In order to capture specific number of cells in each culture chamber, a cellular valving mechanism is used.^23–25 In this hydrodynamic capture scheme, two types of flow paths are created in the design: one is a central path and the other is a serpentine path, as shown in Fig. S3 (A). The hydraulic resistance of each path is inversely proportional to its flow rate. The long winding structure of the serpentine path is designed to increase the hydrodynamic resistance, so that the flow rate in this path is lower than that of the central path. Thus, the cells are likely to be guided to the central path and captured. Since the opening of the central path is slightly smaller (Height: 10 µm, Width: 10 µm) than the size of typical mammalian cells, the cells are sterically captured and plug the gap. Once the cell is captured, it blocks the flow in the central path and the remaining cells will flow through the serpentine path and be captured in the next chamber. With proper geometric design, a capture rate of ~90% can be achieved.²⁵

To pair cells for the interaction, we designed two capture sites in each chamber. As 90% of individual capture sites capture exactly one cell, the number of captured cells in each chamber is determined by the number of capture sites in the design. As demonstrated by Fig. S3 (B), as the flow resistance of the central path is smaller, the first coming cell is likely to be captured by either capture site. The second coming cell will be captured by the other empty capture site (Fig. S3 (C)). Once both capture sites capture cells, the flow resistance through the central path becomes higher than that of serpentine paths, so the next coming cells will flow through the serpentine paths to the downstream (Fig. S3 (D)). Using this mechanism, we can achieve a high cell-pairing rate in each chamber, and the same mechanism can work for higher number of cells per chamber. As the size of most mammalian cells is similar, there is no selectivity for cell type. Thus, the ratio of captured cells will be similar to the composition of cells in cell solution. For co-culture of two cell types, we loaded a 1:1 ratio of the mixed cells to maximize the probability of 1:1 cell-pairing in the chamber. Fig. 2 (A) shows ten chambers capturing various combinations of cells after cell loading, and four chambers captured a pair of one UM-SCC-1 cell and one endothelial cell. Using two capture sites in each chamber, 25% of chambers capture exact a pair of two cell types, and other combinations can be generated simultaneously (Fig. 2 (B)). The cell behavior of different combinations can be compared side by side in the same device, so the device-to-device variation can be obviated.
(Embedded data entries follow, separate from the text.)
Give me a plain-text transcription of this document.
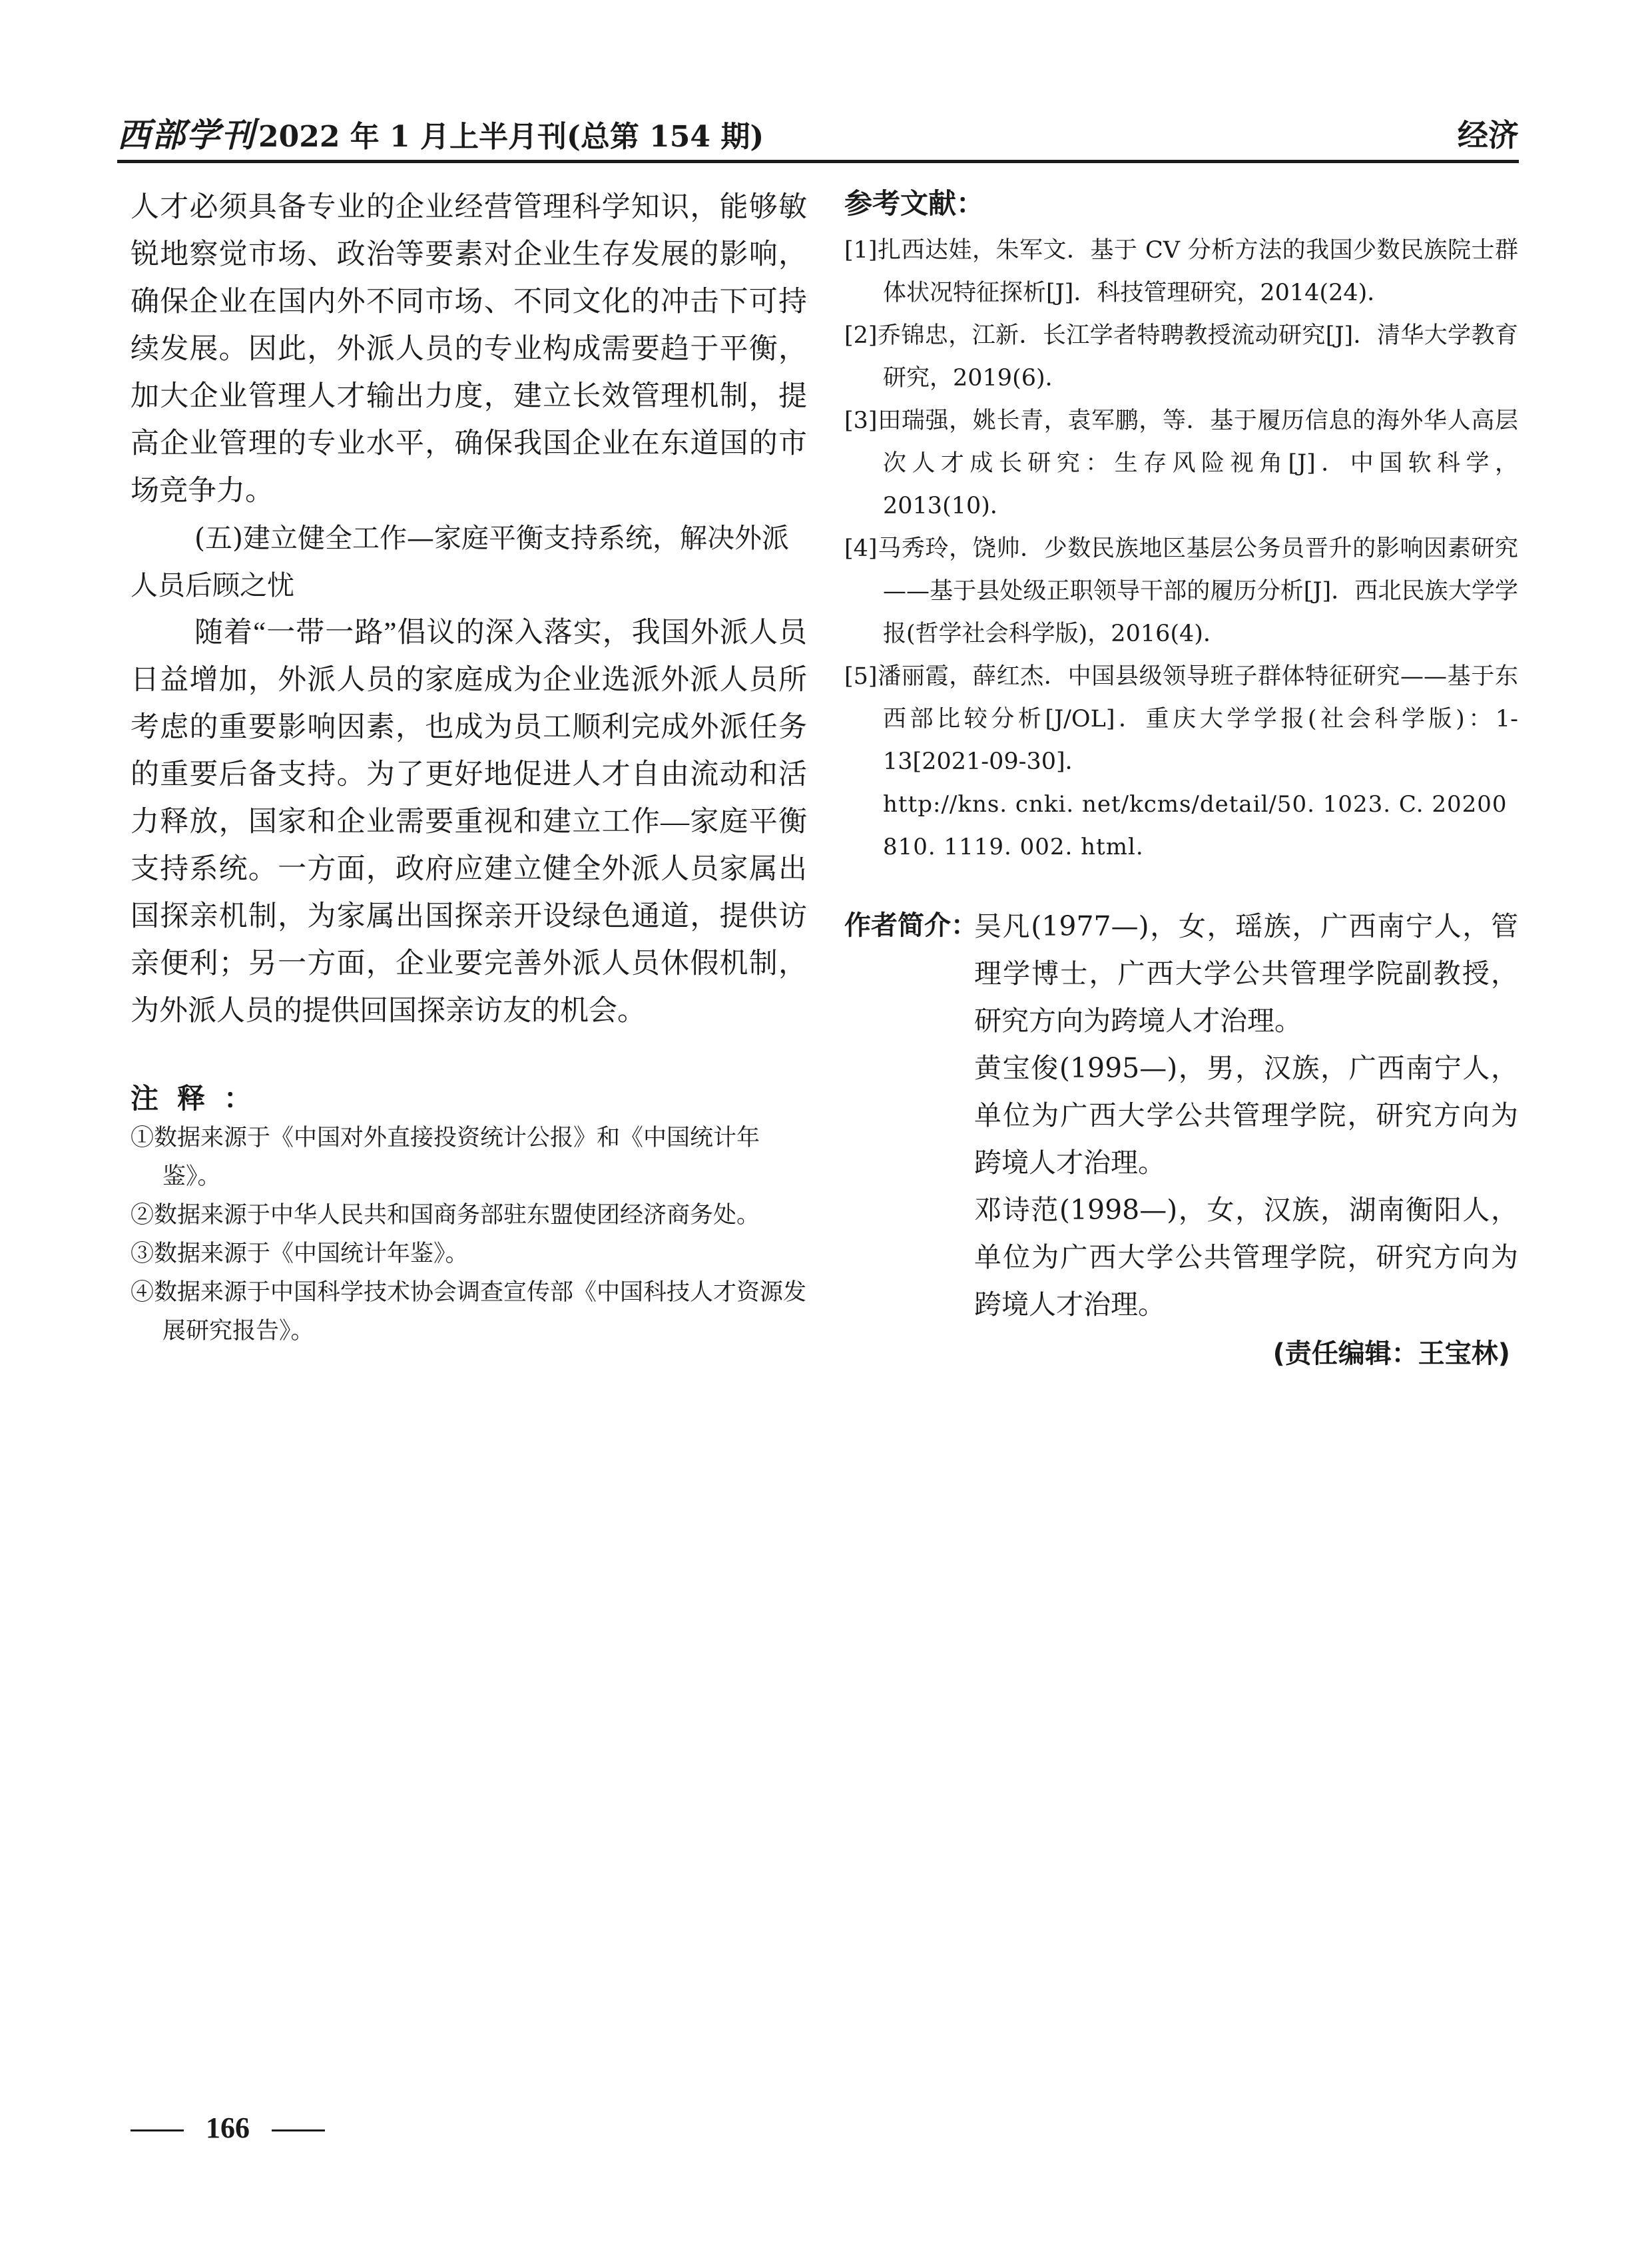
西部学刊2022 年 1 月上半月刊(总第 154 期)	经济

人才必须具备专业的企业经营管理科学知识，能够敏锐地察觉市场、政治等要素对企业生存发展的影响，确保企业在国内外不同市场、不同文化的冲击下可持续发展。因此，外派人员的专业构成需要趋于平衡，加大企业管理人才输出力度，建立长效管理机制，提高企业管理的专业水平，确保我国企业在东道国的市场竞争力。

(五)建立健全工作—家庭平衡支持系统，解决外派人员后顾之忧

随着“一带一路”倡议的深入落实，我国外派人员日益增加，外派人员的家庭成为企业选派外派人员所考虑的重要影响因素，也成为员工顺利完成外派任务的重要后备支持。为了更好地促进人才自由流动和活力释放，国家和企业需要重视和建立工作—家庭平衡支持系统。一方面，政府应建立健全外派人员家属出国探亲机制，为家属出国探亲开设绿色通道，提供访亲便利；另一方面，企业要完善外派人员休假机制，为外派人员的提供回国探亲访友的机会。

注释：

①数据来源于《中国对外直接投资统计公报》和《中国统计年鉴》。

②数据来源于中华人民共和国商务部驻东盟使团经济商务处。

③数据来源于《中国统计年鉴》。

④数据来源于中国科学技术协会调查宣传部《中国科技人才资源发展研究报告》。

参考文献：

[1]扎西达娃，朱军文．基于 CV 分析方法的我国少数民族院士群体状况特征探析[J]．科技管理研究，2014(24)．

[2]乔锦忠，江新．长江学者特聘教授流动研究[J]．清华大学教育研究，2019(6)．

[3]田瑞强，姚长青，袁军鹏，等．基于履历信息的海外华人高层次人才成长研究：生存风险视角[J]．中国软科学，2013(10)．

[4]马秀玲，饶帅．少数民族地区基层公务员晋升的影响因素研究——基于县处级正职领导干部的履历分析[J]．西北民族大学学报(哲学社会科学版)，2016(4)．

[5]潘丽霞，薛红杰．中国县级领导班子群体特征研究——基于东西部比较分析[J/OL]．重庆大学学报(社会科学版)：1-13[2021-09-30]．

http://kns. cnki. net/kcms/detail/50. 1023. C. 20200810. 1119. 002. html.

作者简介：

吴凡(1977—)，女，瑶族，广西南宁人，管理学博士，广西大学公共管理学院副教授，研究方向为跨境人才治理。

黄宝俊(1995—)，男，汉族，广西南宁人，单位为广西大学公共管理学院，研究方向为跨境人才治理。

邓诗范(1998—)，女，汉族，湖南衡阳人，单位为广西大学公共管理学院，研究方向为跨境人才治理。

(责任编辑：王宝林)
166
Fig. 2 — Multiple cells captured in a chamber: (A) Capturing of different combinations of UM-SCC-1 and endothelial cells (EC), and (B) the capture rate of different cell combinations in an array of chambers with two capture sites when loading the mixed cells of UM-SCC-1 and EC at a 1:1 ratio.

Two-phase oil isolation

The immiscibility between oil and water can be an ideal way to isolated microchambers (oil-water two-phase isolation). Previous works demonstrated isolation of water droplets in oil by optimizing channel geometry and hydrophobicity. Pico-liter water droplets can be generated in oil,^26–28 and each single droplet can be used as a nano-lab for cell analysis.²⁹ Mammalian cells were cultured in droplets, but cell anoikis and media depletion in the droplet limit these technologies only to short term culture (less than one day).^17–19 On the contrary, the conventional media perfusion platforms can allow cell culture longer than two weeks without affecting cell viability.²⁵ These isolating microenvironments, however, need bulky external components such as pneumatic pumps or function generators for control. In this work, we combine the advantages of these two approaches by integrating immiscible isolation for adherent cell culture and incorporating a semi-permeable membrane under each chamber to allow for continuous media perfusion.^{24, 26}

In order to provide high cell viability for the long-term culture in our application, we optimized channel geometry to control the oil flow as shown in the Fig. S4. We designed a higher and wider channel (100 µm by 100 µm) for oil isolation paths and a narrower design (30 µm by 40 µm) for cell loading channels. In this channel configuration, the oil flow, driven by the negative pressure applied, can easily fill the wider channel and thus completely isolate the cell culture chambers, though oil has poorer affinity to the protein-coated hydrophilic channels. It is difficult for oil to invade the cell culture chamber because the collagen coated PDMS is hydrophilic. As a result, the channel geometry can guarantee good oil isolation while protecting cells inside the culture chamber. Fig. 3 shows the immiscible oil isolation process in the channel. A pair of cells were loaded in the chamber as shown in the Fig. 3 (A). When negative pressure was applied from the left, the oil filled the horizontal channels to isolate all the culture chambers. As we balanced the pressure difference between all horizontal channels, isolation process did not affect the cells captured in the chamber (Fig. 3 (B)).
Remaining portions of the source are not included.